Now that you've constructed your three predictive models, build a pipeline or code that can easily load up the raw testing data and evaluate your models on it.

The testing data that is held out is in the same raw format as the training data you have. _Any cleaning and preprocessing that you did on the training data will need to be done on the testing data as well!_

This is a good opportunity to practice building pipelines, but you're not required to. Custom functions and classes are fine as long as they are able to process and test the new data.


In [None]:

# df_cols = ['Target','NLPf','Tagf','Score','ViewCount','CommentCount','FavoriteCount','CreationYear']
# df = tposts[df_cols]
# df.iloc[np.random.permutation(len(df))]

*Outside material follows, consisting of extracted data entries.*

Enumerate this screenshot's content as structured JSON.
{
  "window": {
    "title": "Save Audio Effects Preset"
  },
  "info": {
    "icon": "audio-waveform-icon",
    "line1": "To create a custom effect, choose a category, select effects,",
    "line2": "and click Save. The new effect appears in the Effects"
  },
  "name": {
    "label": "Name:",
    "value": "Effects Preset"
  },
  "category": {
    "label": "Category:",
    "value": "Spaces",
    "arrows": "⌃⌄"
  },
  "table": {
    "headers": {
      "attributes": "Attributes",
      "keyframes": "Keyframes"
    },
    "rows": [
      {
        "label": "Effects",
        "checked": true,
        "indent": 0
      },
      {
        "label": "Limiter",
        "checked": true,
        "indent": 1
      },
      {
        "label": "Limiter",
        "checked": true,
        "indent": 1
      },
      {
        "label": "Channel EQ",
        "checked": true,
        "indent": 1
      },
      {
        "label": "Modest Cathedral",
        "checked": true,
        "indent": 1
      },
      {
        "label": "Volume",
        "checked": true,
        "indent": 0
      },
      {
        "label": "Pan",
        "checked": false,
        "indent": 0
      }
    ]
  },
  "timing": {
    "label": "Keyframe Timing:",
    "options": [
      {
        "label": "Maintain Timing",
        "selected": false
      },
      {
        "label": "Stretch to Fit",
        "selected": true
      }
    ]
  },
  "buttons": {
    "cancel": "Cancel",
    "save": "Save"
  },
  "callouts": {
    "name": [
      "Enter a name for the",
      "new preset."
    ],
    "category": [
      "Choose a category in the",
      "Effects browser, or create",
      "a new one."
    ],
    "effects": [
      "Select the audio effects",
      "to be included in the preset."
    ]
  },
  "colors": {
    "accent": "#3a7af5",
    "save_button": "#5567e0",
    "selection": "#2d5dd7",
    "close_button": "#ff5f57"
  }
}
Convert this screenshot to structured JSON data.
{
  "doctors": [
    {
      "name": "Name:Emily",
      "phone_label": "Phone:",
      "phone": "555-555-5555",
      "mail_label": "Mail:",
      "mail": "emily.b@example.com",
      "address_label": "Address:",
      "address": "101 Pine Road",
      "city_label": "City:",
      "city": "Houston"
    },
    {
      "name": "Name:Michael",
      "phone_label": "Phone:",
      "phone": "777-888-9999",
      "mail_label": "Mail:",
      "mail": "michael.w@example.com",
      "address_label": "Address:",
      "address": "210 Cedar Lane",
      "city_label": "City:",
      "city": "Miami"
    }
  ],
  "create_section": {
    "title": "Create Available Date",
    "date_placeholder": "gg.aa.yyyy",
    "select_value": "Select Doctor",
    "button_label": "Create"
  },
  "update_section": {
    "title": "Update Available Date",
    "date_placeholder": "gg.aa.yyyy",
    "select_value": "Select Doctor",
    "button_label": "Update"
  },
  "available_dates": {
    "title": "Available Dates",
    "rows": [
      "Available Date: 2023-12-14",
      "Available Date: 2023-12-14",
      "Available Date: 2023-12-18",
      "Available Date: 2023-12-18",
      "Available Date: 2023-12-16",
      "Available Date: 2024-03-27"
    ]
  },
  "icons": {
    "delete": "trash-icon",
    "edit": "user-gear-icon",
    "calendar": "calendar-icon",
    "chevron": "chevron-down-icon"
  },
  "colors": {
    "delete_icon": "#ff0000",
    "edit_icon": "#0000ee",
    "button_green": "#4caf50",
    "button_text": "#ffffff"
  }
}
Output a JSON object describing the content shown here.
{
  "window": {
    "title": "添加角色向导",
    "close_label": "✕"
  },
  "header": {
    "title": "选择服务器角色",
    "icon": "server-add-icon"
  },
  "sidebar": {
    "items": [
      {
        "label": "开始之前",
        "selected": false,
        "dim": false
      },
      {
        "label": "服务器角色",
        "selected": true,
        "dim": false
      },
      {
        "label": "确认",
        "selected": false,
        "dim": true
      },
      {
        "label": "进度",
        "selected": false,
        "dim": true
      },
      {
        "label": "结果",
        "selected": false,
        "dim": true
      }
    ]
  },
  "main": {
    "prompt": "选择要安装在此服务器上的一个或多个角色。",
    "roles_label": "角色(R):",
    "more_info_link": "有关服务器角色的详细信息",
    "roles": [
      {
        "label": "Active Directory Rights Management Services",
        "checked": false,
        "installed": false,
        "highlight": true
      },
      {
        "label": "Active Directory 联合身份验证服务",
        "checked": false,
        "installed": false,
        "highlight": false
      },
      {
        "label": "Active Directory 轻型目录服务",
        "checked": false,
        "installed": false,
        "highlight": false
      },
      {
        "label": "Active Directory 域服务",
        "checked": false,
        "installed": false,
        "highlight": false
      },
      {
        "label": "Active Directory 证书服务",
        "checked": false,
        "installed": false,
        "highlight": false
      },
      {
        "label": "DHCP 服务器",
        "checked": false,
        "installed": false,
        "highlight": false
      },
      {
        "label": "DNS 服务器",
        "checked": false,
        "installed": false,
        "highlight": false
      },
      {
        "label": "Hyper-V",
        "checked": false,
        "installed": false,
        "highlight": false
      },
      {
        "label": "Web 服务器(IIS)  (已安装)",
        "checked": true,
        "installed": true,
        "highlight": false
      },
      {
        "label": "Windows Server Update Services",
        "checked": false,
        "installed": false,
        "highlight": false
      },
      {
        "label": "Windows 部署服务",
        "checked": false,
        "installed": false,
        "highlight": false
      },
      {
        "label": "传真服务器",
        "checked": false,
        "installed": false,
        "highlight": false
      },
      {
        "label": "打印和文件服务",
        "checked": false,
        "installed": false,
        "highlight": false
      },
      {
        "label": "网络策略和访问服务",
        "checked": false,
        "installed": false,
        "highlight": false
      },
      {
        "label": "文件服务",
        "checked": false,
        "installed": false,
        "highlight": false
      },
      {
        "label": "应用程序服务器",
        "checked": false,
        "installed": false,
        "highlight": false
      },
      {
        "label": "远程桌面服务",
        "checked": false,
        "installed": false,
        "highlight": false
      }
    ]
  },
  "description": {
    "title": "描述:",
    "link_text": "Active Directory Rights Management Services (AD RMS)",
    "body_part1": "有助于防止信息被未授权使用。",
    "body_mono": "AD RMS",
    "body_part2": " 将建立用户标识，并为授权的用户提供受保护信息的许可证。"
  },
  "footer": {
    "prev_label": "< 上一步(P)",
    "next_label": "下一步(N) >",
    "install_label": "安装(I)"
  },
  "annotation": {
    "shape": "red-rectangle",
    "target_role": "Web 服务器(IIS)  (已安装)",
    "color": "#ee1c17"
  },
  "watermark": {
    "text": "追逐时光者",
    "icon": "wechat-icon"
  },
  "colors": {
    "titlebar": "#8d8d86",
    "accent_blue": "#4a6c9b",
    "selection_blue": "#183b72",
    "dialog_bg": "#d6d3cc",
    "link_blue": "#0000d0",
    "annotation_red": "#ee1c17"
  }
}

from sklearn.base import BaseEstimator, TransformerMixin

class PipelinePreprocessor(BaseEstimator, TransformerMixin):
    def __init__(self):
        pass
    
    def _create_features(self, df): 
        df['NLPf'] = df['Body'].map(lambda x: Flag_it(x))
        df['Tagf'] = df['Tags'].map(lambda x: Flag_it(x))
        df['Target'] = df['PostTypeId'].map(lambda x: 1 if x == 2 else 0)
        return df
    
    def _get_year(self, df):
        df['CreationYear'] = df['CreationDate'].map(lambda x: int(x[:4]))
        return df
    
    def _manage_nulls(self,df):
        df['ViewCount'] .fillna(0, inplace=True)
        df['FavoriteCount'] .fillna(0, inplace=True)
        return df
    
# Originally in but decided to exclude from the pipline.
    
#     def _build_df(self, df):
#         df_cols = ['Target','NLPf','Tagf','Score','ViewCount','CommentCount','FavoriteCount','CreationYear']
#         df = df[df_cols]
#         df.iloc[np.random.permutation(len(df))]
#         return df
    
    def transform(self, X, *args):
        X = self._create_features(X)
        X = self._get_year(X)
        X = self._manage_nulls(X)
 #       X = self._build_df(X)
        return X
    
    def fit(self, X, *args):
        return self
    


In [99]:
#pipe_prep = PipelinePreprocessor()
ss = StandardScaler()
knn_for_pipe =  KNeighborsClassifier(n_neighbors=1,weights='uniform',algorithm='brute',p=2)

In [100]:
from sklearn.pipeline import Pipeline
from sklearn.pipeline import make_pipeline

knn_pipe = Pipeline(steps=[('ss', ss),
                          ('knnfp', knn_for_pipe)])

In [None]:
# Best Estimator: 1
# Best Params: {'n_neighbors': 1, 'weights': 'uniform', 'algorithm': 'brute', 'p': 2}
# Best Score: 0.953699592298

In [101]:
Xpipe.shape, ypipe.shape

((41289, 7), (41289,))

In [102]:
# Let's test train the data and fit the model


Xtrain, Xtest, ytrain, ytest = train_test_split(Xpipe, ypipe, test_size=0.5)
print Xtrain.shape, ytrain.shape, Xtest.shape, ytest.shape
#pd.options.mode.chained_assignment = None  # default='warn'
knn_pipe.fit(Xtrain, ytrain)
knn_pipe.score(Xtest, ytest)

(20644, 7) (20644,) (20645, 7) (20645,)


0.9392104625817389